A nossa identidade é, toda ela, traçada com o passado. Seria então muito imprudente retirar ou apagar um momento histórico dessa mesma matriz genética, como as nossas fomes cíclicas e as murmuradas histórias de canibalismo, as ideologias e divisões feudais ainda muito presentes em Cabo Verde, Amílcar Cabral e toda a história da luta pela independência, a nossa condição africana, as atrocidades feitas a nós próprios, ou aos nossos irmãos africanos, ou qualquer outro elemento que possa ter contribuído de alguma forma para aquilo que somos hoje.

É muito fácil e preguiçoso olhar para trás e desconstruir o que deveria na verdade ter sido a conduta dos nossos antepassados, como deveria ser o pós-Independência, ou se certas figuras da nossa história são ou não merecedoras do reconhecimento enquanto peças importantes no desenvolvimento da nossa sociedade moderna. 

O processo de resolução de um trauma passa, normalmente, por duas etapas.

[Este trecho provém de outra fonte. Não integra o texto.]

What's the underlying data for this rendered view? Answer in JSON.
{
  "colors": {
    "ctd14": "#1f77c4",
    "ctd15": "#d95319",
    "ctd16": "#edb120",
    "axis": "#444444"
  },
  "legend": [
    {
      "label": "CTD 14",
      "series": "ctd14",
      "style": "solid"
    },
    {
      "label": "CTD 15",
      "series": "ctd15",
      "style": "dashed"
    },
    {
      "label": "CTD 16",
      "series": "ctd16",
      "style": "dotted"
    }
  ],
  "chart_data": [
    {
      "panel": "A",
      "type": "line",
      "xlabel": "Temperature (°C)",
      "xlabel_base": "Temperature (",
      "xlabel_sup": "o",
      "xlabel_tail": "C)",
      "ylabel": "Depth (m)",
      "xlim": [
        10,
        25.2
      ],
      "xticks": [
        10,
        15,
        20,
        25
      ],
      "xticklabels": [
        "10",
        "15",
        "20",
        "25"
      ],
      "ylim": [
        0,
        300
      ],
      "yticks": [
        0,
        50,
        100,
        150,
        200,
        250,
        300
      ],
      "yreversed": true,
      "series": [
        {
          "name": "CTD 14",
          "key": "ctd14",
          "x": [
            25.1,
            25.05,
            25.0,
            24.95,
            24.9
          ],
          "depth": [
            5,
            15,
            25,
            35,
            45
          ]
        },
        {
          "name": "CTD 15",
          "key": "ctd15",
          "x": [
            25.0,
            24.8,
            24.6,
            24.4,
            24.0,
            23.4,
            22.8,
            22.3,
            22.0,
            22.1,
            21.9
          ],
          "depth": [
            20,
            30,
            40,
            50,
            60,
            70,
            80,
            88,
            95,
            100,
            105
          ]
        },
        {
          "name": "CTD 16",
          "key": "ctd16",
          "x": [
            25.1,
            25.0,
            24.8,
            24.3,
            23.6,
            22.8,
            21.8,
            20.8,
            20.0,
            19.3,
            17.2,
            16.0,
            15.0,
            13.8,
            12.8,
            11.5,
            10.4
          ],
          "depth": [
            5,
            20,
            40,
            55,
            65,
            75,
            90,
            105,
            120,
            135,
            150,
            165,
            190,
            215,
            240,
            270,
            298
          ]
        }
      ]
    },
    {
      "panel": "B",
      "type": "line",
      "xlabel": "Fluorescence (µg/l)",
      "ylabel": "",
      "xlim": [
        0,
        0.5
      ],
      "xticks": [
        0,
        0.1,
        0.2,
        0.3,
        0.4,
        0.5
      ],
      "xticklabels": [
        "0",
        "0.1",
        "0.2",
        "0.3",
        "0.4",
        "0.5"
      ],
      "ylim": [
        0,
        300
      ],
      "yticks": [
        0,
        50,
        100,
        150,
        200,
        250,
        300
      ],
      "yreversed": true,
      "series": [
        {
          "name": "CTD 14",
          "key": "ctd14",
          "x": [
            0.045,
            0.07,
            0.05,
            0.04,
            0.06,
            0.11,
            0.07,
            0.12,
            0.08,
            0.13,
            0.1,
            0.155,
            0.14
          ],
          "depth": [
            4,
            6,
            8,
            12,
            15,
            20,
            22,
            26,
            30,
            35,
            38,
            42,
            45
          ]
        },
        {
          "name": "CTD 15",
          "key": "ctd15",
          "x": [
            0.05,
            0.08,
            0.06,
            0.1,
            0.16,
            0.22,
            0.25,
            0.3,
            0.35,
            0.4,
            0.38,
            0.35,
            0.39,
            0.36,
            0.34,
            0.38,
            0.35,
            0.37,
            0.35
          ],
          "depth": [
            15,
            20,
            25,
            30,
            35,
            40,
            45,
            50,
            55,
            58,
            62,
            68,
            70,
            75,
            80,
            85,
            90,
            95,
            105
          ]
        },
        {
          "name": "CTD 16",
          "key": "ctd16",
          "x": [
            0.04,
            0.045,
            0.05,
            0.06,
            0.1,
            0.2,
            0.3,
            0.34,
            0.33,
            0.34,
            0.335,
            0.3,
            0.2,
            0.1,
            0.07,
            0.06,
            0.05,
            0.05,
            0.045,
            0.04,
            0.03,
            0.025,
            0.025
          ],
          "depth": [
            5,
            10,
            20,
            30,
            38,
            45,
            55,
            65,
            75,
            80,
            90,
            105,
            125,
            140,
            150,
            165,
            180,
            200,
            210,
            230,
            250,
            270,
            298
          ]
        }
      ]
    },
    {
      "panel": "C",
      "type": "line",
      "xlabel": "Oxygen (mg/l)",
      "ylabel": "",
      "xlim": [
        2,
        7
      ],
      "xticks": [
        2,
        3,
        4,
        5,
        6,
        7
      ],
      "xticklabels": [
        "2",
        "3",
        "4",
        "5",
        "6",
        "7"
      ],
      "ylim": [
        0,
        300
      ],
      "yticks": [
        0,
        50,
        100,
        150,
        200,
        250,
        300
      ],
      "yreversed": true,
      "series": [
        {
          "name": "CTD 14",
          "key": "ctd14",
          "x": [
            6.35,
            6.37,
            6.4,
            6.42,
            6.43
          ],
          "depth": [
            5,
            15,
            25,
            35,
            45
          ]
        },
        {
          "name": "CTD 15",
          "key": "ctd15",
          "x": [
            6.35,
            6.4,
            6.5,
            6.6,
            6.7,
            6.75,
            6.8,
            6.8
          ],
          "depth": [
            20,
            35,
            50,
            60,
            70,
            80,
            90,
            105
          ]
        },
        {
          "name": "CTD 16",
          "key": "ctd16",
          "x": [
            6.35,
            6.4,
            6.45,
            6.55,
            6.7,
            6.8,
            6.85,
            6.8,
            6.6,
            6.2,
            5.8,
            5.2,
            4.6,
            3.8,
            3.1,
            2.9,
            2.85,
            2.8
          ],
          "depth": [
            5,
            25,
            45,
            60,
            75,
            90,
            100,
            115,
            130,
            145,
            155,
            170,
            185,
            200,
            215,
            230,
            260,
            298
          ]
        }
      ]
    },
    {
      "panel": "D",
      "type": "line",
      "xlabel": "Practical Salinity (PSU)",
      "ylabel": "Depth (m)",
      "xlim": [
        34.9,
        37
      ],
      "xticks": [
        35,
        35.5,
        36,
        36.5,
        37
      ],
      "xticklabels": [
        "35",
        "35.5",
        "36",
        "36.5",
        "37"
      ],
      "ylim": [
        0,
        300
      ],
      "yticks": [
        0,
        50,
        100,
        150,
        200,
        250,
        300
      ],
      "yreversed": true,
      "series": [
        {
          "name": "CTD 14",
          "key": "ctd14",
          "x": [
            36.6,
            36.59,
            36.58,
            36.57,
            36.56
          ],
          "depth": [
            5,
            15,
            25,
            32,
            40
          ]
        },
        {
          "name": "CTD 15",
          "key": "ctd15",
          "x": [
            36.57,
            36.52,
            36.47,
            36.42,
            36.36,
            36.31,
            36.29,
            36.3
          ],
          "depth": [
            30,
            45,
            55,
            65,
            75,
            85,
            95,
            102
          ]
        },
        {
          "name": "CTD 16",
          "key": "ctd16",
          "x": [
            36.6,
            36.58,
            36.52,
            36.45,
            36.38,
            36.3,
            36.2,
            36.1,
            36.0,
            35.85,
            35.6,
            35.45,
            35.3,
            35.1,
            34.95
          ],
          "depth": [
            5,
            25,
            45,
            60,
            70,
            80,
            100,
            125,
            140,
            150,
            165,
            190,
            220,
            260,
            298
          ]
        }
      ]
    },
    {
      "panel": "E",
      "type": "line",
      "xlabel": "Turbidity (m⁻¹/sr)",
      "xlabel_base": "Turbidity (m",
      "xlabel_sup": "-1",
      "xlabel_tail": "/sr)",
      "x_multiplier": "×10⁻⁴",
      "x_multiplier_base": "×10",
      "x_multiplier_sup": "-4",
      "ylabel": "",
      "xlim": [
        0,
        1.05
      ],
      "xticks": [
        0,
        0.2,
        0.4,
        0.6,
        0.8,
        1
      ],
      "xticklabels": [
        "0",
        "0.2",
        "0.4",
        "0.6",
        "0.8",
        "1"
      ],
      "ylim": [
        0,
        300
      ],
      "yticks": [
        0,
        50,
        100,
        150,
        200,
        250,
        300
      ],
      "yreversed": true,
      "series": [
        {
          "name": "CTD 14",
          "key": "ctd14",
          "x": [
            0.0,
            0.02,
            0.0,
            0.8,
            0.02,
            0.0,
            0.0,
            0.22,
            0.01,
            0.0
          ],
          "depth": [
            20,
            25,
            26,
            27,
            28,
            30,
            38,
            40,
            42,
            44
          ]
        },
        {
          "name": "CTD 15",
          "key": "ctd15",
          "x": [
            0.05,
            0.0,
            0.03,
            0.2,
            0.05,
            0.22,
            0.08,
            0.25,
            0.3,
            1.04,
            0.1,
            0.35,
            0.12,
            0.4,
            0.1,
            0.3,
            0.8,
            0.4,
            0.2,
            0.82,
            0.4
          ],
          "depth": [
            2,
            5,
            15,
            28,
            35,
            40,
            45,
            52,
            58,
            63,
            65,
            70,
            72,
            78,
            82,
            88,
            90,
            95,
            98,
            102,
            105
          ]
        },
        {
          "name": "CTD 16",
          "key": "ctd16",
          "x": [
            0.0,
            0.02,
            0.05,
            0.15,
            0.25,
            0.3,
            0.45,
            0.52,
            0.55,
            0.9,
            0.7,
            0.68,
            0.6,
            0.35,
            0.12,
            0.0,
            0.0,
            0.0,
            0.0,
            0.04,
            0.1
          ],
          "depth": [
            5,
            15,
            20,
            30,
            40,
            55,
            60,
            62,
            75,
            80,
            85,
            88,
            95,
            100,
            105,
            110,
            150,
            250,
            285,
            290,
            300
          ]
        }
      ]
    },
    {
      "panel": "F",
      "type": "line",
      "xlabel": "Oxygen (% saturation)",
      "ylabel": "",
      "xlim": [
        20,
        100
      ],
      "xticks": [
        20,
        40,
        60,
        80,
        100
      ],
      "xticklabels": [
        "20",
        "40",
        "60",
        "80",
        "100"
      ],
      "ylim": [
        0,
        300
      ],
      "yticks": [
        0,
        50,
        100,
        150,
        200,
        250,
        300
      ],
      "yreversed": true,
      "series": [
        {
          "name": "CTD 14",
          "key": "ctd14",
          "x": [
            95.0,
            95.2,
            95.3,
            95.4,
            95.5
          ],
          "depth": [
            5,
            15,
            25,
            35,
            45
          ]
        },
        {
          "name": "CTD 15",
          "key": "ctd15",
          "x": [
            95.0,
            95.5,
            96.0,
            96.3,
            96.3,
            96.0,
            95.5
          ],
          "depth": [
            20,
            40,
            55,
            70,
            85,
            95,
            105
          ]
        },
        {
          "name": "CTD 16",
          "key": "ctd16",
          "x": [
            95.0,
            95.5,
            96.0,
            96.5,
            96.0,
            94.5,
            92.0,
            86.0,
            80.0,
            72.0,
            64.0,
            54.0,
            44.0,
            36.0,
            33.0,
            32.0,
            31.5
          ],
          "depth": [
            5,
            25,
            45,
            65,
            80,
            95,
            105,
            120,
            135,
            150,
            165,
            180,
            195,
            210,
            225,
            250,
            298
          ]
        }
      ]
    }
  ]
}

A primeira é o perdão, um auto-reconhecimento de cada canto da casa e também pelo ato de perdoar o passado, seja ele nossa responsabilidade ou não. A segunda fase, no entanto, passa pelo reconhecimento e responsabilização pelas nossas ações no presente. O que somos hoje vive e acontece independentemente do nosso passado e é todo ele culpa nossa.

A meu ver, essa mesma incapacidade de sermos nós por nós próprios está diretamente relacionada à incapacidade de reconhecermos Cabo Verde como algo que existe, persiste, vence e erra por si só, sem a necessidade de se explicar ou de se afirmar como sendo uma coisa, outra coisa ou toda a coisa. 

E agora pergunto, se Cabo Verde é hoje um conjunto de contradições em relação ao que somos, como somos e como fomos, qual será a verdade que melhor servirá o nosso futuro, os futuros jovens e crianças, que não terão discernimento de entender que eles são um conjunto de peças soltas e cinzas de verdades apagadas por nós mesmos?

Lendo “Famintos” podemos observar com clareza que, depois de tanta fome, as incertezas e o pavor de ser ilha sozinha apavorava a mente de muitos.

— O que farei quando tiver fome?

A escolha seria SER na sua plenitude e sofrer, ou fingir ser e sofrer as consequências de uma mentira contada por nós próprios. 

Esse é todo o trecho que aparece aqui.